For the next ten years I traveled Europe, entertained friends and family, made lots of new friends, gave historical tours of Paris, read, wrote and taught the villagers English.
It took five years for me to totally destress from my previous life. I would often sit on my shaded patio and just gaze across the long valley as Martine guided his wooly flock down ancient paths still followed by shepherds today. The hillsides are covered in cork, carob, citrus and olive trees with wild grasses and flowering vines climbing the ubiquitous rock walls.
One interesting afternoon my dear neighbor and I headed to a meadow to meet up with our local shepherd. We selected, killed and skinned a fat sheep, then Helena and I wrapped the carcass in plastic and lugged it onto her large kitchen table where with my novice assistance, Helena and I carved it into freezer size pieces for the winter.
My neighbors seemed to know how to do anything our primitive life required. Manuel, the 3rd generation neighborhood blacksmith fashioned the long wrought-iron railing around my lower balcony as well as several beautiful gates. I practiced Portuguese dishes but also love the amazing fare of every Parisian café. Paris is a short plane trip so I took advantage of its proximity to visit often to wander the streets and buildings until I became familiar enough to act as a reasonable historical city guide.
It’s my belief that ten years away from the US saved my body and my mind. I learned; I grew: I relaxed. However, at some point it seemed clear that it was time to cross the ocean again and return home. I sold my casa and my trusty little Citroen. Had several parties with lots of vinho verde, my favorite Portuguese wine. I packed up my 80 boxes and a heart full of memories and headed west.

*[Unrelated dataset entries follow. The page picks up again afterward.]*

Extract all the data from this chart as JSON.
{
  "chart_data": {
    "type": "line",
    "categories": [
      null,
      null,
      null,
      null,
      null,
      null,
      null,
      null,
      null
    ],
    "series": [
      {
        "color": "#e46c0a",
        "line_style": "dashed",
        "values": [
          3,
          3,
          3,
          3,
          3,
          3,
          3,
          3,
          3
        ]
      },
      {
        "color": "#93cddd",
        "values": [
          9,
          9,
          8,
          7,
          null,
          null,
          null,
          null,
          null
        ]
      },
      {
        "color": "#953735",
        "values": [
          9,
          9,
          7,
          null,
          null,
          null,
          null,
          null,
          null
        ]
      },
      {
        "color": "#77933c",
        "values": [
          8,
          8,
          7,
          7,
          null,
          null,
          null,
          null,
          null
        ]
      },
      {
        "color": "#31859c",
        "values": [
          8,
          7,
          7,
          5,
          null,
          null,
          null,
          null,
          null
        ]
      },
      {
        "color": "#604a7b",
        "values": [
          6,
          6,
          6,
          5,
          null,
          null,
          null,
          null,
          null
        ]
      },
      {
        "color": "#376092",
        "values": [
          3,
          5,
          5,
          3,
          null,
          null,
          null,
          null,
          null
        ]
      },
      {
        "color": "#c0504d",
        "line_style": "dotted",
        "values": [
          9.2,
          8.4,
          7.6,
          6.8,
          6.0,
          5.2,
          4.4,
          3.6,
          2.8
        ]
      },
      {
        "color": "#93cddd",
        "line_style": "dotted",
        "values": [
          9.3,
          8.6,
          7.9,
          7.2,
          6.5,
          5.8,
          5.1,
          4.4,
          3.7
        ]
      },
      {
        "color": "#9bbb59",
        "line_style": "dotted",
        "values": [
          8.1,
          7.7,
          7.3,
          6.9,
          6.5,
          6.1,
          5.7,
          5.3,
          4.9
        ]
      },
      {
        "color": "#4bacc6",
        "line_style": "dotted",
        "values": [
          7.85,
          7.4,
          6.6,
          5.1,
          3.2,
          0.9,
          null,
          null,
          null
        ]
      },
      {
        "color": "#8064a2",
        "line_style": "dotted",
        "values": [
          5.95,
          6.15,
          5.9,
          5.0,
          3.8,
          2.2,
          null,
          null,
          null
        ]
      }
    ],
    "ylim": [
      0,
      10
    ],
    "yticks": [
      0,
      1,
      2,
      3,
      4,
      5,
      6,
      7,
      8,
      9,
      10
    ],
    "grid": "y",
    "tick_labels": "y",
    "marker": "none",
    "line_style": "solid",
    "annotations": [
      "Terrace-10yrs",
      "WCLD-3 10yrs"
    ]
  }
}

Now, what is likely my last stand, I have landed in a charming artsy village south of my old stomping grounds of Ann Arbor. The locals have welcomed me into their busy lives but I am especially fortunate to have found a group of bluehairs that I adore. They are brilliant, witty, creative and splendid company.
But my philosophy is if given a choice between the comfy old recliner and a trip to watch the perfect sunset off the north African coast, I chose the sunset. There will always be another recliner but not as many perfect sunsets.
Life is complicated in our third act. We lose loved ones, we lose health and vigor, we lose old memories. We lose choices. Yet we do gain perspective and wisdom and hopefully patience and are often better listeners.
The circus merry-go-round is slowing down but we really don’t want to get off.